How about, “I’m sorry”?
Back in the day, three-time New York City mayor Fiorello LaGuardia admitted, “When I make a mistake, it’s a beaut,”and voters loved him for his seeming humility (even though he had an ego the size of Radio City).
Imagine it. The president would get up at the beginning of one of his coronavirus press briefings and instead of the usual interminable, self-aggrandizing rant, announce: “America, I’m sorry…”
“I realize that just about every waking hour, I shoot my mouth off when I shouldn’t. I don’t think about what I’m saying, I don’t stop and consider the implications of the stuff I do. I’m sorry, the nation is in deep trouble right now—a lot of it’s my fault, I admit—but we’re going to try to do better.”
He won’t say he’s sorry, of course; Trump’s free-floating id, his pathology won’t let him. And even if he did, chances are he’d burst into flames or turn into a pillar of McDonald’s Filet-o-Fish. Displaying humility just isn’t in the playbook.

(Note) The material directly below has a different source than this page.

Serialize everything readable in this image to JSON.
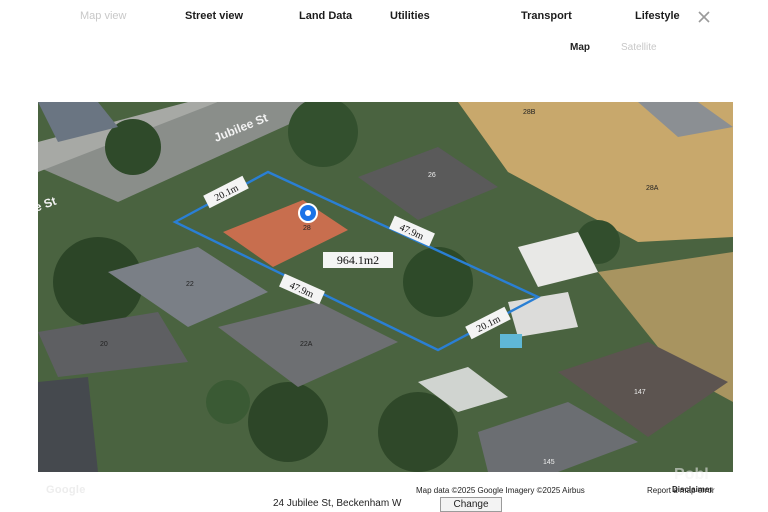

But imagine it. Despite all the tragedy, all the illness and tens of thousands of deaths, all the ceaseless ineptitude and lies, I’m betting that overnight, his popularity would go up. And the Republican Party would breathe a sigh of relief. As Jonathan Martin and Maggie Haberman write in The New York Times, “Mr. Trump’s single best advantage as an incumbent—his access to the bully pulpit—has effectively become a platform for self-sabotage.
“His daily news briefings on the coronavirus outbreak are inflicting grave damage on his political standing, Republicans believe, and his recent remarks about combating the virus with sunlight and disinfectant were a breaking point for a number of senior party officials.”
An analysis by The Washington Post this weekend found, “Trump has spoken for more than 28 hours in the 35 briefings held since March 16, eating up 60 percent of the time that officials spoke… Over the past three weeks, the tally comes to more than 13 hours of Trump—including two hours spent on attacks and 45 minutes praising himself and his administration, but just 4½ minutes expressing condolences for coronavirus victims.”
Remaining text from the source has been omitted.